The Rough Riders. Bully for the whole unit. Bully for Colonel Roosevelt. Bully for all of you readers and collectors.

And for continuing to motivate us to get off our duffs and accomplish great things—more than 100 years now since he first spoke those words quoted above—1952 Topps Look 'N See #6 has a place in my box of favorites.


  1. Great history lesson. I actually wasn't familiar with that quote used by athletes. But I knew from my childhood that Theodore Roosevelt was something special (because he's on Mount Rushmore). Anyways... I used to do a "quote of the week" activity in my class. If I ever do that again, I'd consider using the third quote you shared about helping someone to their feet. The whole quote is very powerful and something I wholeheartedly believe in. Actually... I might write it up on my whiteboard this week since my kids will be starting a group project next week.

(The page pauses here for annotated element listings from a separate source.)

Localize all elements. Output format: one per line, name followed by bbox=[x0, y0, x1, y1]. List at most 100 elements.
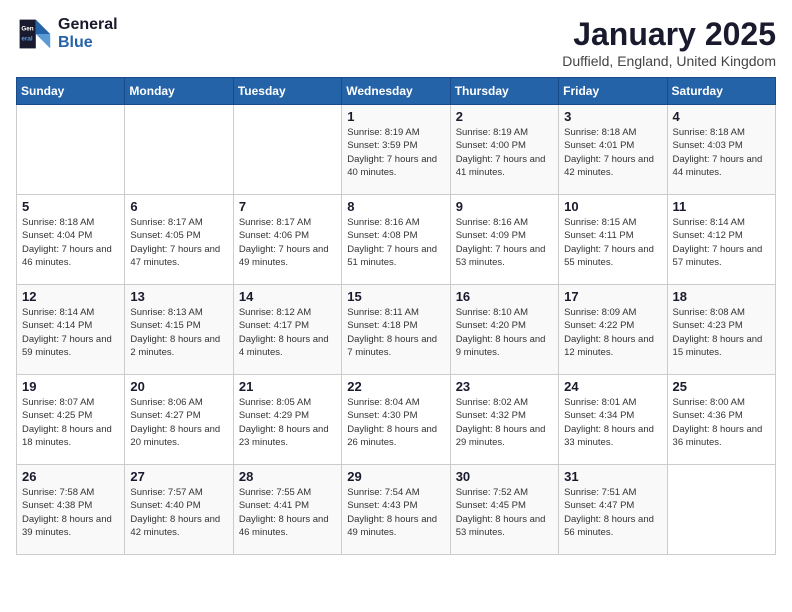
week-row-4: 19 Sunrise: 8:07 AMSunset: 4:25 PMDayligh… bbox=[17, 375, 776, 465]
day-cell-30: 30 Sunrise: 7:52 AMSunset: 4:45 PMDayligh… bbox=[450, 465, 558, 555]
column-header-friday: Friday bbox=[559, 78, 667, 105]
day-cell-31: 31 Sunrise: 7:51 AMSunset: 4:47 PMDayligh… bbox=[559, 465, 667, 555]
day-info: Sunrise: 8:08 AMSunset: 4:23 PMDaylight:… bbox=[673, 306, 770, 359]
column-header-wednesday: Wednesday bbox=[342, 78, 450, 105]
day-info: Sunrise: 8:09 AMSunset: 4:22 PMDaylight:… bbox=[564, 306, 661, 359]
day-cell-1: 1Sunrise: 8:19 AMSunset: 3:59 PMDaylight… bbox=[342, 105, 450, 195]
day-info: Sunrise: 8:18 AMSunset: 4:04 PMDaylight:… bbox=[22, 216, 119, 269]
day-number: 31 bbox=[564, 469, 661, 484]
day-number: 15 bbox=[347, 289, 444, 304]
day-number: 29 bbox=[347, 469, 444, 484]
day-number: 17 bbox=[564, 289, 661, 304]
day-number: 24 bbox=[564, 379, 661, 394]
day-number: 9 bbox=[456, 199, 553, 214]
day-cell-19: 19 Sunrise: 8:07 AMSunset: 4:25 PMDayligh… bbox=[17, 375, 125, 465]
day-number: 14 bbox=[239, 289, 336, 304]
day-info: Sunrise: 8:16 AMSunset: 4:09 PMDaylight:… bbox=[456, 216, 553, 269]
day-number: 3 bbox=[564, 109, 661, 124]
day-cell-17: 17 Sunrise: 8:09 AMSunset: 4:22 PMDayligh… bbox=[559, 285, 667, 375]
day-cell-13: 13Sunrise: 8:13 AMSunset: 4:15 PMDayligh… bbox=[125, 285, 233, 375]
day-info: Sunrise: 8:13 AMSunset: 4:15 PMDaylight:… bbox=[130, 306, 227, 359]
day-number: 7 bbox=[239, 199, 336, 214]
day-cell-27: 27 Sunrise: 7:57 AMSunset: 4:40 PMDayligh… bbox=[125, 465, 233, 555]
day-cell-10: 10Sunrise: 8:15 AMSunset: 4:11 PMDayligh… bbox=[559, 195, 667, 285]
day-info: Sunrise: 8:07 AMSunset: 4:25 PMDaylight:… bbox=[22, 396, 119, 449]
empty-cell bbox=[125, 105, 233, 195]
day-info: Sunrise: 8:19 AMSunset: 4:00 PMDaylight:… bbox=[456, 126, 553, 179]
column-header-monday: Monday bbox=[125, 78, 233, 105]
day-cell-28: 28Sunrise: 7:55 AMSunset: 4:41 PMDayligh… bbox=[233, 465, 341, 555]
day-cell-18: 18 Sunrise: 8:08 AMSunset: 4:23 PMDayligh… bbox=[667, 285, 775, 375]
day-cell-15: 15 Sunrise: 8:11 AMSunset: 4:18 PMDayligh… bbox=[342, 285, 450, 375]
day-number: 16 bbox=[456, 289, 553, 304]
svg-text:Gen: Gen bbox=[21, 25, 33, 32]
day-cell-21: 21 Sunrise: 8:05 AMSunset: 4:29 PMDayligh… bbox=[233, 375, 341, 465]
empty-cell bbox=[233, 105, 341, 195]
day-info: Sunrise: 8:05 AMSunset: 4:29 PMDaylight:… bbox=[239, 396, 336, 449]
day-info: Sunrise: 8:14 AMSunset: 4:12 PMDaylight:… bbox=[673, 216, 770, 269]
day-info: Sunrise: 8:01 AMSunset: 4:34 PMDaylight:… bbox=[564, 396, 661, 449]
day-cell-11: 11 Sunrise: 8:14 AMSunset: 4:12 PMDayligh… bbox=[667, 195, 775, 285]
day-info: Sunrise: 7:57 AMSunset: 4:40 PMDaylight:… bbox=[130, 486, 227, 539]
day-cell-29: 29 Sunrise: 7:54 AMSunset: 4:43 PMDayligh… bbox=[342, 465, 450, 555]
day-number: 1 bbox=[347, 109, 444, 124]
day-number: 23 bbox=[456, 379, 553, 394]
day-cell-16: 16Sunrise: 8:10 AMSunset: 4:20 PMDayligh… bbox=[450, 285, 558, 375]
day-number: 4 bbox=[673, 109, 770, 124]
day-info: Sunrise: 8:11 AMSunset: 4:18 PMDaylight:… bbox=[347, 306, 444, 359]
day-number: 5 bbox=[22, 199, 119, 214]
day-number: 20 bbox=[130, 379, 227, 394]
day-info: Sunrise: 8:04 AMSunset: 4:30 PMDaylight:… bbox=[347, 396, 444, 449]
day-cell-26: 26 Sunrise: 7:58 AMSunset: 4:38 PMDayligh… bbox=[17, 465, 125, 555]
day-number: 30 bbox=[456, 469, 553, 484]
day-info: Sunrise: 8:06 AMSunset: 4:27 PMDaylight:… bbox=[130, 396, 227, 449]
day-cell-7: 7 Sunrise: 8:17 AMSunset: 4:06 PMDaylight… bbox=[233, 195, 341, 285]
day-info: Sunrise: 8:12 AMSunset: 4:17 PMDaylight:… bbox=[239, 306, 336, 359]
day-cell-20: 20 Sunrise: 8:06 AMSunset: 4:27 PMDayligh… bbox=[125, 375, 233, 465]
day-number: 21 bbox=[239, 379, 336, 394]
day-cell-24: 24 Sunrise: 8:01 AMSunset: 4:34 PMDayligh… bbox=[559, 375, 667, 465]
day-number: 26 bbox=[22, 469, 119, 484]
day-number: 11 bbox=[673, 199, 770, 214]
calendar-header-row: SundayMondayTuesdayWednesdayThursdayFrid… bbox=[17, 78, 776, 105]
logo-text: General Blue bbox=[58, 16, 118, 52]
logo-icon: Gen eral bbox=[16, 16, 52, 52]
day-cell-4: 4 Sunrise: 8:18 AMSunset: 4:03 PMDaylight… bbox=[667, 105, 775, 195]
day-number: 25 bbox=[673, 379, 770, 394]
day-info: Sunrise: 8:16 AMSunset: 4:08 PMDaylight:… bbox=[347, 216, 444, 269]
calendar-table: SundayMondayTuesdayWednesdayThursdayFrid… bbox=[16, 77, 776, 555]
day-info: Sunrise: 8:02 AMSunset: 4:32 PMDaylight:… bbox=[456, 396, 553, 449]
empty-cell bbox=[667, 465, 775, 555]
week-row-5: 26 Sunrise: 7:58 AMSunset: 4:38 PMDayligh… bbox=[17, 465, 776, 555]
day-cell-9: 9 Sunrise: 8:16 AMSunset: 4:09 PMDaylight… bbox=[450, 195, 558, 285]
day-cell-23: 23 Sunrise: 8:02 AMSunset: 4:32 PMDayligh… bbox=[450, 375, 558, 465]
day-number: 10 bbox=[564, 199, 661, 214]
week-row-2: 5 Sunrise: 8:18 AMSunset: 4:04 PMDaylight… bbox=[17, 195, 776, 285]
day-number: 2 bbox=[456, 109, 553, 124]
week-row-1: 1Sunrise: 8:19 AMSunset: 3:59 PMDaylight… bbox=[17, 105, 776, 195]
day-number: 19 bbox=[22, 379, 119, 394]
day-number: 12 bbox=[22, 289, 119, 304]
day-info: Sunrise: 8:18 AMSunset: 4:01 PMDaylight:… bbox=[564, 126, 661, 179]
day-number: 18 bbox=[673, 289, 770, 304]
day-number: 27 bbox=[130, 469, 227, 484]
day-info: Sunrise: 8:00 AMSunset: 4:36 PMDaylight:… bbox=[673, 396, 770, 449]
day-info: Sunrise: 8:14 AMSunset: 4:14 PMDaylight:… bbox=[22, 306, 119, 359]
day-info: Sunrise: 7:52 AMSunset: 4:45 PMDaylight:… bbox=[456, 486, 553, 539]
day-info: Sunrise: 8:18 AMSunset: 4:03 PMDaylight:… bbox=[673, 126, 770, 179]
day-info: Sunrise: 7:55 AMSunset: 4:41 PMDaylight:… bbox=[239, 486, 336, 539]
day-info: Sunrise: 7:54 AMSunset: 4:43 PMDaylight:… bbox=[347, 486, 444, 539]
day-cell-25: 25 Sunrise: 8:00 AMSunset: 4:36 PMDayligh… bbox=[667, 375, 775, 465]
empty-cell bbox=[17, 105, 125, 195]
column-header-tuesday: Tuesday bbox=[233, 78, 341, 105]
day-cell-14: 14 Sunrise: 8:12 AMSunset: 4:17 PMDayligh… bbox=[233, 285, 341, 375]
column-header-thursday: Thursday bbox=[450, 78, 558, 105]
day-info: Sunrise: 7:51 AMSunset: 4:47 PMDaylight:… bbox=[564, 486, 661, 539]
location: Duffield, England, United Kingdom bbox=[562, 53, 776, 69]
column-header-sunday: Sunday bbox=[17, 78, 125, 105]
day-number: 22 bbox=[347, 379, 444, 394]
day-info: Sunrise: 8:17 AMSunset: 4:05 PMDaylight:… bbox=[130, 216, 227, 269]
day-info: Sunrise: 8:17 AMSunset: 4:06 PMDaylight:… bbox=[239, 216, 336, 269]
day-cell-3: 3 Sunrise: 8:18 AMSunset: 4:01 PMDaylight… bbox=[559, 105, 667, 195]
day-info: Sunrise: 7:58 AMSunset: 4:38 PMDaylight:… bbox=[22, 486, 119, 539]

    1. Thanks for reading as always, Fuji! It's pretty cool that you might use that quote with your class. It's powerful indeed. I say go for it, and keep me posted!

  2. He was a heckuva guy. I read "Through the Brazilian Wilderness" about 20 years ago, it's really good. Might even be time for me to buy a copy and read it again.

    1. Bonus points to you for having read the book already, Jon! If you do read it again, it might make for good content for your new blog.

  3. Heck of a guy and heck of a card. I haven't heard of those before.

    1. Thanks for reading, Crocodile! It's a pretty cool set. Lots of interesting subjects.

  4. One of my favorite presidents. Sagamore Hill is great if you've ever been there.